A new EU report proposes ways to stop big banks from having to be rescued by taxpayers. It says they should be smaller and get rid of risky investment business - but that's not what banks want.
As executive director of the European Banking Federation, Robert Priester represents the powerful bankers' lobby in Brussels. But he smiles as he says that he doesn't consider himself and his colleagues to be that influential. He is more reserved when it comes to the task he and his colleagues face: reforming Europe's banks in the wake of the eurozone crisis by splitting them up.
"We are a little bit skeptical and worried: it's not that straightforward or easy in practice to draw a line between what is considered investment banking, with usually a bad connotation, and what is considered retail banking, with what is considered a good connotation," he said.
For a long time, he said, it was thought that universal banks that offered a wide range of products and services were sensible and important financial players: "We'll have to see if [the separation] is technically feasible and legally practical."
New structures in the banking sector?
The deputy director of Brussels think-tank Bruegel, Guntram Wolff, recognizes that there are legal and practical problems with the idea of splitting the banks up as the report by a group of experts under the head of the Finnish central bank, Erkki Liikanen, proposes. But, like them, he recognizes that the banking system has become too big and too complex.
"We are at the start of a phase in which the whole banking system and the individual banks will have to undergo restructuring," he told DW. "The Liikanen report is one possible way in which one can imagine such a restructuring."
But he's not yet sure whether splitting the banks into investment and consumer banking divisions is the best structure for the eurozone banks.
Keeping a close eye on the banks
Meanwhile, Priester has spied a variety of opinions among the experts in the Liikanen group. The report mentions another solution: some of the experts could imagine leaving the banks in one piece while subjecting them to closer control. So is he just trying to move the debate in a direction the banks would prefer?
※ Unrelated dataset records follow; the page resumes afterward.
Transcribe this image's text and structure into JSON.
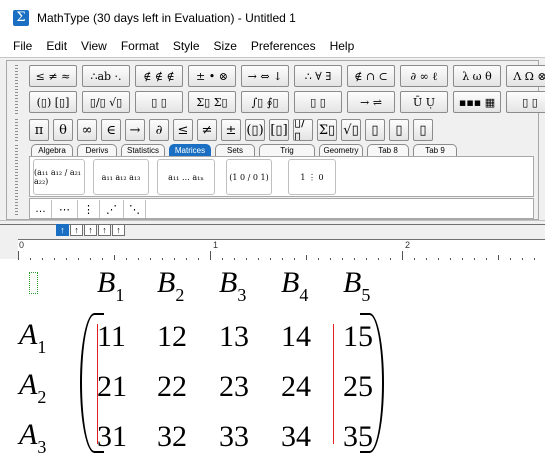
{
  "window": {
    "title": "MathType (30 days left in Evaluation) - Untitled 1"
  },
  "menu": [
    "File",
    "Edit",
    "View",
    "Format",
    "Style",
    "Size",
    "Preferences",
    "Help"
  ],
  "palette_row1": [
    "≤ ≠ ≈",
    "∴ab ·.",
    "∉ ∉ ∉",
    "± • ⊗",
    "→ ⇔ ↓",
    "∴ ∀ ∃",
    "∉ ∩ ⊂",
    "∂ ∞ ℓ",
    "λ ω θ",
    "Λ Ω ⊗"
  ],
  "palette_row2": [
    "(▯) [▯]",
    "▯/▯ √▯",
    "▯ ▯",
    "Σ▯ Σ▯",
    "∫▯ ∮▯",
    "▯ ▯",
    "→ ⇌",
    "Ū Ụ",
    "▪▪▪ ▦",
    "▯ ▯"
  ],
  "symbols": [
    "π",
    "θ",
    "∞",
    "∈",
    "→",
    "∂",
    "≤",
    "≠",
    "±",
    "(▯)",
    "[▯]",
    "▯/▯",
    "Σ▯",
    "√▯",
    "▯",
    "▯",
    "▯"
  ],
  "tabs": [
    {
      "label": "Algebra",
      "active": false
    },
    {
      "label": "Derivs",
      "active": false
    },
    {
      "label": "Statistics",
      "active": false
    },
    {
      "label": "Matrices",
      "active": true
    },
    {
      "label": "Sets",
      "active": false
    },
    {
      "label": "Trig",
      "active": false
    },
    {
      "label": "Geometry",
      "active": false
    },
    {
      "label": "Tab 8",
      "active": false
    },
    {
      "label": "Tab 9",
      "active": false
    }
  ],
  "templates": [
    "(a₁₁ a₁₂ / a₂₁ a₂₂)",
    "a₁₁ a₁₂ a₁₃",
    "a₁₁ … a₁ₙ",
    "(1 0 / 0 1)",
    "1 ⋮ 0"
  ],
  "small_templates": [
    "…",
    "⋯",
    "⋮",
    "⋰",
    "⋱"
  ],
  "ruler": {
    "labels": [
      "0",
      "1",
      "2"
    ],
    "tab_buttons": [
      "↑",
      "↑",
      "↑",
      "↑",
      "↑"
    ]
  },
  "equation": {
    "col_headers": [
      {
        "v": "B",
        "s": "1"
      },
      {
        "v": "B",
        "s": "2"
      },
      {
        "v": "B",
        "s": "3"
      },
      {
        "v": "B",
        "s": "4"
      },
      {
        "v": "B",
        "s": "5"
      }
    ],
    "row_headers": [
      {
        "v": "A",
        "s": "1"
      },
      {
        "v": "A",
        "s": "2"
      },
      {
        "v": "A",
        "s": "3"
      }
    ],
    "matrix": [
      [
        "11",
        "12",
        "13",
        "14",
        "15"
      ],
      [
        "21",
        "22",
        "23",
        "24",
        "25"
      ],
      [
        "31",
        "32",
        "33",
        "34",
        "35"
      ]
    ]
  },
  "colors": {
    "accent": "#1a6fc2",
    "divider": "#e02020",
    "placeholder": "#2a9b2a"
  }
}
Priester is evasive.
"We understand the concern of policymakers that certain banks are perhaps too complex or too large for a particular member state," he said. "Of course it will be necessary to look at that very carefully."
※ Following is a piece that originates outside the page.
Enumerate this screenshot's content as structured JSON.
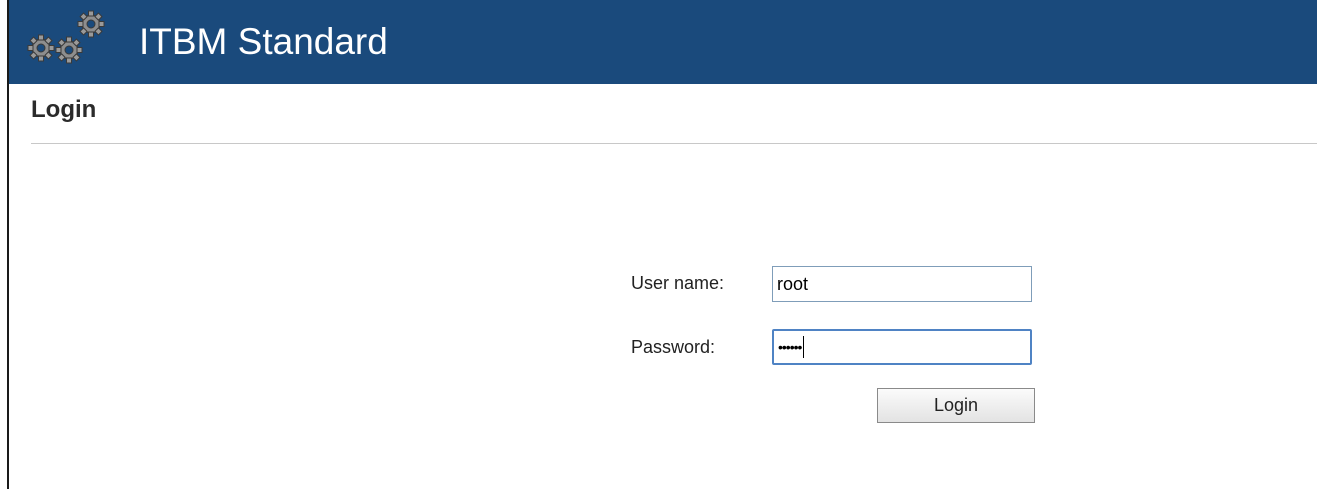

But he also points to another problem: in Britain, with its important financial center, the Vickers Commission has also proposed that capital market activities should be separated from the retail business - but the two divisions would remain under one roof, with the retail business highly protected and the investment banking business allowed to do more or less as it liked.
It was not clear how the Liikanen report could be made to conform to the Vickers reforms, Priester said. It's a question of "trying to find a level playing-field, a single rule-book and an internal market that works for all 27 countries" in the EU.
Too many reform plans?
Wolff doesn't see that as the first priority, since most of the new regulations, such as the new banking supervision, would only apply, at least initially, to the 17 eurozone countries. But it is precisely these innovations that Priester is not happy about.
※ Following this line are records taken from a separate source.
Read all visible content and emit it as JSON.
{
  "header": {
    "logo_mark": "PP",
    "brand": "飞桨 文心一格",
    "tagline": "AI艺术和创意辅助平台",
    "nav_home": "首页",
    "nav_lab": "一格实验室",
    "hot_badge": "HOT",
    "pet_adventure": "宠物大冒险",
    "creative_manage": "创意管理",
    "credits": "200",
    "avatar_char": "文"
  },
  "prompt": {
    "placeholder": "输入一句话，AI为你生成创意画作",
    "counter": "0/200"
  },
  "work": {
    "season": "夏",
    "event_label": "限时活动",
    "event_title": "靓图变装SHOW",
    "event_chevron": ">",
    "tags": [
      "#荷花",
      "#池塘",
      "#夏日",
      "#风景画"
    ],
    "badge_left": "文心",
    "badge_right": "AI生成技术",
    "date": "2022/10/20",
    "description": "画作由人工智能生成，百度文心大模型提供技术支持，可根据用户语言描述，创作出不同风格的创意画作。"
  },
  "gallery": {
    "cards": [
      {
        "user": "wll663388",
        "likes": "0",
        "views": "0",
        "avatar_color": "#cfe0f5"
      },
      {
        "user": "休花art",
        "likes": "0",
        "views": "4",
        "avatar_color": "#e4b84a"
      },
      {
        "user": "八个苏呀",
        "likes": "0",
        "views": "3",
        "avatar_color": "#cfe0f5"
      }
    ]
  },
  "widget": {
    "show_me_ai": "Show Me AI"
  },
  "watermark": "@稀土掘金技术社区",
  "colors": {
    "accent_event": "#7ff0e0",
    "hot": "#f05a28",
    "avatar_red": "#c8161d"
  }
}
"This is something we will have to examine quite carefully, not just to see whether the Liikanen report in itself is harmful or perhaps not," he said, "but also to put the Liikanen reform proposals in perspective with many of the rules that are currently being put in place."
Among those new regulations is the new common banking supervisory authority, which should come into existence in 2013 and exercise oversight over all 6,000 banks in the eurozone, controlling their accounts and having the right to withdraw their banking licenses. The task is to be carried out by the European Central Bank (ECB) - and that is also controversial. The bank is responsible for monetary policy in the eurozone. Bankers including Jens Weidmann, head of Germany's central bank, the Bundesbank, warn that could lead to a conflict of interest.
ECB not the right institution?
Wolff says that the new bank supervisory agency will have to be very effective, and that means it must have enough qualified staff to be able to supervise at least the most important banks at a European level. Nothing would be gained if national supervisory institutions dominated in the end.
"I'm worried that there are probably not enough competent staff at the European Central Bank," Wollf said.
So the European banking sector has a raft of reforms ahead of it. The Liikanen plans will now go through a long consultation process, in which everyone will be able to make comments and state objections. But many observers doubt whether, at the end of the process, the Liikanen proposals will still be recognizable.